Anche per il 2020 è possibile riallineare il costo storico dei terreni, sia agricoli che edificabili, al valore venale all’01.01.2020, pagando un’imposta sostitutiva delle imposte sui redditi pari all’11%. Non sempre il valore indicato nella successiva vendita del terreno coincide con quello di perizia.

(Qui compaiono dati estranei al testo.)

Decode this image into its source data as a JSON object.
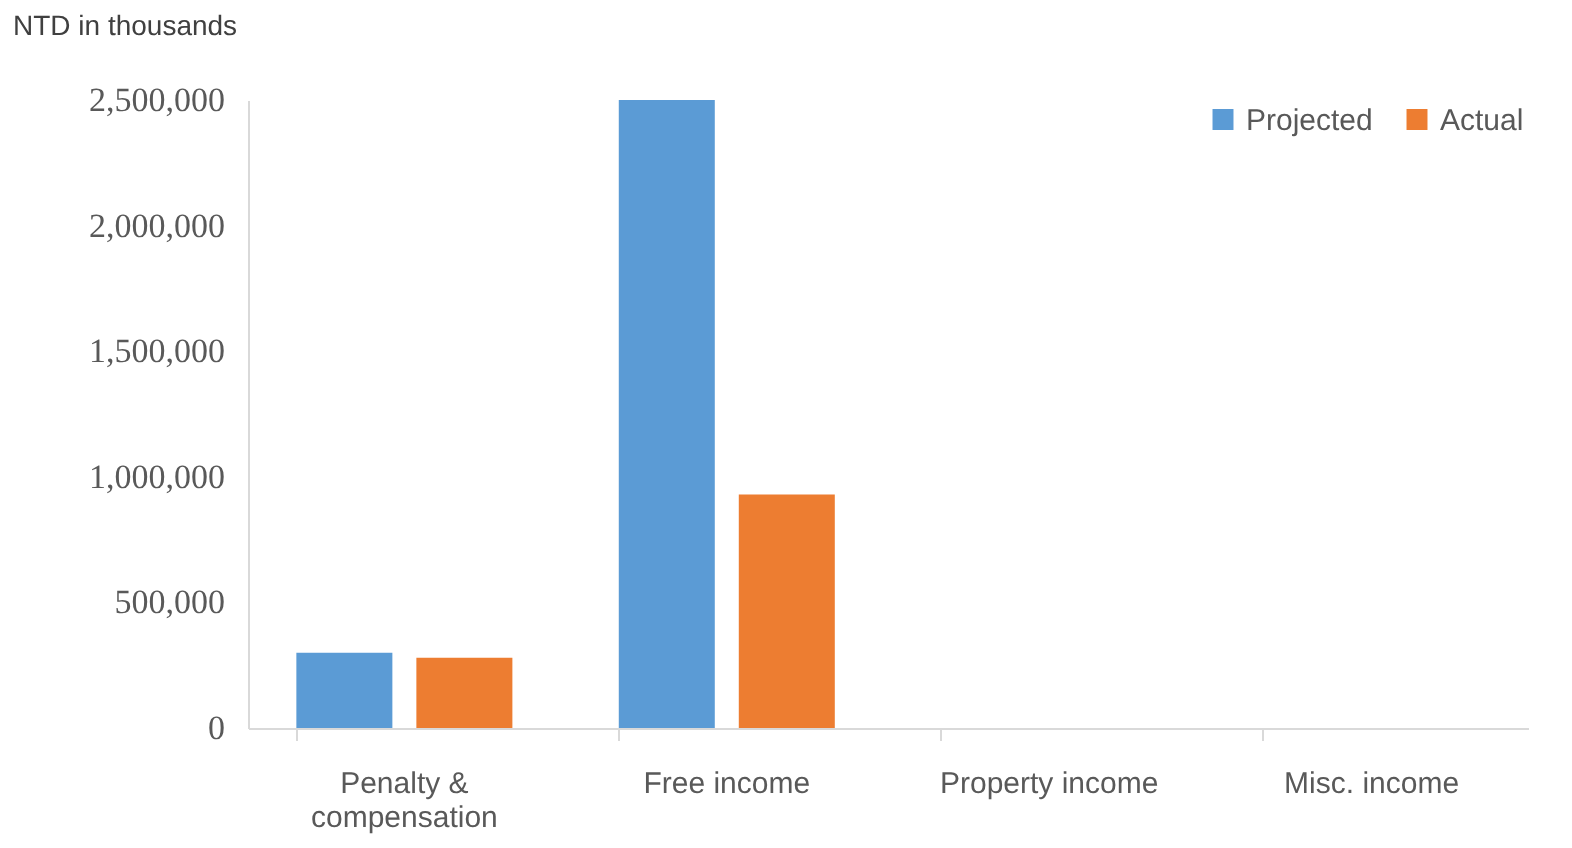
{
  "chart_data": {
    "type": "bar",
    "ylabel": "NTD in thousands",
    "categories": [
      "Penalty & compensation",
      "Free income",
      "Property income",
      "Misc. income"
    ],
    "series": [
      {
        "name": "Projected",
        "color": "#5b9bd5",
        "values": [
          300000,
          2500000,
          0,
          0
        ]
      },
      {
        "name": "Actual",
        "color": "#ed7d31",
        "values": [
          280000,
          930000,
          0,
          0
        ]
      }
    ],
    "ylim": [
      0,
      2500000
    ],
    "yticks": [
      0,
      {
        "value": 500000,
        "label": "500,000"
      },
      {
        "value": 1000000,
        "label": "1,000,000"
      },
      {
        "value": 1500000,
        "label": "1,500,000"
      },
      {
        "value": 2000000,
        "label": "2,000,000"
      },
      {
        "value": 2500000,
        "label": "2,500,000"
      }
    ],
    "grid": false,
    "legend": "top right"
  }
}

La sentenza 2321/2020 delle Sezioni Unite, dirimendo un contrasto di giurisprudenza, fa chiarezza sulle conseguenze della divaricazione di valori tra perizia di stima ed atto di vendita.

 

Indice:

1. Cos’è l’affrancamento del valore dei terreni?

2. Quali sono i benefici dell’affrancamento di valore per i contribuenti?

3. La perizia di stima e l’atto di vendita del terreno devono indicare valori identici?

4. Qual è la novità della sentenza 2321/2020 delle Sezioni Unite della Cassazione?

 

1. Cos’è l’affrancamento del valore dei terreni?

L’affrancamento è un termine tecnico che significa l’aggiornamento del valore di acquisto o del costo storico di un terreno: costo storico se il terreno è stato acquisito per successione, valore di acquisto se il terreno è stato acquistato a titolo oneroso.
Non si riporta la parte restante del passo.